As Cohen observes in recollecting the happy warrior Ronald Reagan, “The spirit of a president who celebrated America as a city on a hill that was generous abroad, welcoming to newcomers, and self confident at home, has been replaced by the sour meanness of a party chiefly of men, who build walls to keep the world out, erect tariffs to destroy free trade, despise the alliances that keep Americans secure, and sanction the deliberate plucking of babes from their mothers’ breasts in order to teach illegal immigrants a painful lesson. In such a world, decorum and courtesy are irrelevant.”
The temperament that Cohen and I define as conservative has nearly vanished on the right — or will when another tranche of Republicans retire or lose this year. The Republicans who remain will be angrier, loopier and more belligerent than we see even now. (Think about the Republican Judiciary Committee without Sen. Jeff Flake of Arizona.)
Cohen is doubtful, as am I, that the GOP can recover. “It is impossible at this moment to envisage the Republican Party coming back,” he writes, “Like a brontosaurus with some brain-eating disorder it might lumber forward in the direction dictated by its past, favoring deregulation of businesses here and standing up to a rising China there, but there will be no higher mental functioning at work.” He concludes that the GOP “will plod into a future in which it is detested in a general way by women, African Americans, recent immigrants, and the educated young as well as progressives pure and simple.”
Are we then destined to see a face-off between left- and right-wing populism, both angry, disrespectful, irrational and prone to conspiracy theories? We will all have to permanently turn down the volume on our TVs if Sen. Bernie Sanders (I-Vt.) and President Trump are the Democratic and Republican presidential nominees, respectively.
Well, we saw a few expressions of a first-class temperament (let’s call it “first-class temperament” rather than “conservative temperament,” which ironically now means “unhinged”). Flake was willing to learn something from his experiences (female friends sharing their experiences, two activists confronting him in a Capitol elevator, his observation of Christine Blasey Ford) — a sign of personal humility — and forge a pact with other senators. Humility, comity and empathy: Those are the signs of a first-class temperament.
We saw superior temperament in a somewhat different manifestation when Sen. Christopher A. Coons (D-Del.) spoke to the committee on Friday, methodically laying out the facts. He showed no anger toward colleagues. It is easy to see why his words moved Flake to go forward with a deal:
Reliance on facts, composure and no assumption of ill will evidence the sort of temperament we should be looking for in elected officials.

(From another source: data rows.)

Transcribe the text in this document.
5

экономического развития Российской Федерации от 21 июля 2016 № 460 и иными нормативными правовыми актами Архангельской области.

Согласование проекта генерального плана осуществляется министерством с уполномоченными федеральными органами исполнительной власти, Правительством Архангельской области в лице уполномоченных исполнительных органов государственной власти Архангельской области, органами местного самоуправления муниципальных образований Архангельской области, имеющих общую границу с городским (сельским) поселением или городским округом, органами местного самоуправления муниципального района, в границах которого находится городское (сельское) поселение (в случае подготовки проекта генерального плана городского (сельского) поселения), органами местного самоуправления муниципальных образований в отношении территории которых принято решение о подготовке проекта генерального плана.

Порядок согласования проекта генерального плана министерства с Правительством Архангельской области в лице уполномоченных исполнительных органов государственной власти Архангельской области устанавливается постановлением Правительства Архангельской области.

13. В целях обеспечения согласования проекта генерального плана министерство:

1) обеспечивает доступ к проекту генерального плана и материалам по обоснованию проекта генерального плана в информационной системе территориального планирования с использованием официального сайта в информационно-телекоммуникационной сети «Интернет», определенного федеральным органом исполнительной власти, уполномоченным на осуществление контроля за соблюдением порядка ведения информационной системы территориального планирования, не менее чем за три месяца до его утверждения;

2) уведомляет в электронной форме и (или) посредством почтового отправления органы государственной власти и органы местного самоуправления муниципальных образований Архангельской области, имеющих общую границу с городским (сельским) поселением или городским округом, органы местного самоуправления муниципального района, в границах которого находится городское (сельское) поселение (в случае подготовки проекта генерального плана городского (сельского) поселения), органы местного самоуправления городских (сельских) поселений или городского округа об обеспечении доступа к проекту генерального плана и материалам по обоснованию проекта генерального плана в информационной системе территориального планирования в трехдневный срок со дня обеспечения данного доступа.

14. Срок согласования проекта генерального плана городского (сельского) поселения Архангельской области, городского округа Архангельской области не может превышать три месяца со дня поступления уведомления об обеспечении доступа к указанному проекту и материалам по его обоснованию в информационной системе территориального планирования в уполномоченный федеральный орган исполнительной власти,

Only a few others in public life consistently manage to exhibit grace, rationality and good humor under pressure — Sen. Amy Klobuchar (D-Minn.), calmly persisting with her questions after Kavanaugh’s mean-spirited attack (asked if he had any alcohol-induced blackouts, he spat back, “Have you?”); Rep. Beto O’Rourke (D-Tex.) saying genuinely nice things about his opponent — twice (!); popular blue-state Republican governors who reject the herd-mentality; the congenial and dignified former Tennessee governor Phil Bredesen, the Democratic Senate nominee from Tennessee; and Defense Secretary Jim Mattis, calm and precise in speech, refusing to bootlick as his fellow Cabinet members do.
Perhaps instead of ideology or even experience, candidates for spots in any branch of government, at any level, should be assessed on temperament. Without cooler heads in elected and appointed offices, our descent into rage, extremism and meanness will continue. Government by screeching bullies is not a political system any of us should desire.